Erinnerungskultur: Wir sind nicht darüber hinweg

Seit vielen Jahren beschäftigt sich die Regisseurin,
Drehbuchautorin und Produzentin Julia von Heinz mit der deutschen
NS-Vergangenheit. Ihr jüngster Film „Treasure – Familie ist ein fremdes Land“ erzählt,
wie eine New
Yorkerin gemeinsam mit ihrem Vater, einem Holocaustüberlebenden, durch dessen Heimatstadt in Polen bis nach Auschwitz reist. Erst am Ende ihrer Reise schaffen sie es,
die eigene Sprachlosigkeit überwinden. Der Film mit
Lena Dunham und Steven Fry feierte im Februar Premiere auf der Berlinale, Anfang Juni wurde er auf dem Tribeca Festival in New York gezeigt und ist
nun in mehr als 600 Kinos in den USA zu sehen. In Deutschland ist er ab 12. September im Kino zu sehen und läuft derzeit in Berlin im Rahmen des
Jüdischen Filmfestivals.

Wenn ich einen Film
mache, der den Holocaust zum Thema hat, muss ich mich von
Finanzierungspartnern, Filmkritik und Publikum fragen lassen, warum. Wurde das
nicht schon oft genug gemacht? Haben wir nicht schon genug davon?

Der Erinnerungskultur zum
Holocaust kommt wegen der Dimension und Einzigartigkeit dieses staatlich
organisierten Verbrechens im deutschsprachigen Raum eine besondere Bedeutung zu
– noch. Sie wird jedoch inzwischen von vielen Seiten in Deutschland, aber auch
international infrage gestellt.

Diesmal ist es anders
als 1986 bei dem Historikerstreit zwischen Ernst Nolte und Jürgen Habermas, in
welchem Nolte unter anderem die Einzigartigkeit und Dimension des Holocaust infrage stellte, oder 1998, als der Schriftsteller
Martin Walser warnte, die ständige Erwähnung der NS-Zeit könne zur Folge haben,
dass Auschwitz zur „Moralkeule“ verkomme.
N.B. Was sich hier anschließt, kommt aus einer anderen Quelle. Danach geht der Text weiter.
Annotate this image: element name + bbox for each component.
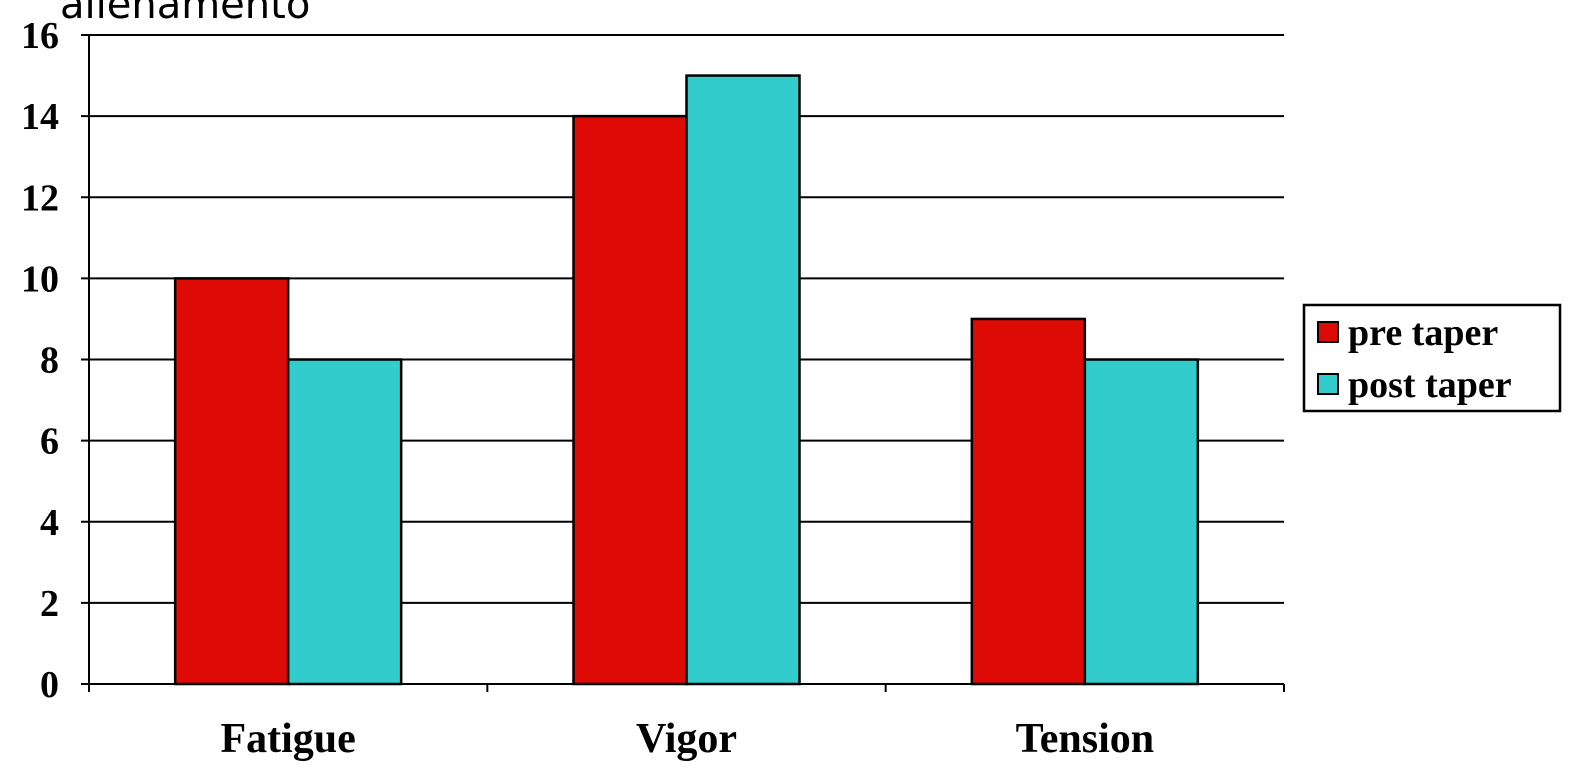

Heute ist es ein Get over it, ein „Kommt endlich darüber weg“, ohne dass Dimension und
Singularität des Holocaust angezweifelt werden. Man will sich neuen Themen
widmen, ohne, dass sie vom Holocaust überschattet
werden. (Das gilt nicht nur für Filme,
sondern für Kulturerzeugnisse jeder Art.)

Die AfD verdichtet das
in Punkt 7 ihres Parteiprogrammes: „Die
aktuelle Verengung der deutschen Erinnerungskultur auf die Zeit des
Nationalsozialismus ist zugunsten einer erweiterten Geschichtsbetrachtung
aufzubrechen, die auch die positiven, identitätsstiftenden Aspekte deutscher
Geschichte mit umfasst.“ Gerne wüsste ich, welche Filme hier entstehen sollen.
Es steht zu befürchten, dass wir es bald erfahren werden.

Volle Bierzelte für
Aiwanger, bierselige Massen von Deutschen, die einem Politiker im Jahr 2024
zujubeln, nachdem, oder gerade weil er mit einem Flugblatt aus seiner Schulzeit in den
Achtzigerjahren in Verbindung gebracht wurde, auf dem man einen „Freiflug durch
den Schornstein von Auschwitz“ gewinnen konnte. Deutsche Kulturschaffende,
die den BDS unterstützen, ohne bei „Boycott Israel“ an „Kauft nicht bei Juden“
zu denken. Ich habe kein Vertrauen in die Deutschen. 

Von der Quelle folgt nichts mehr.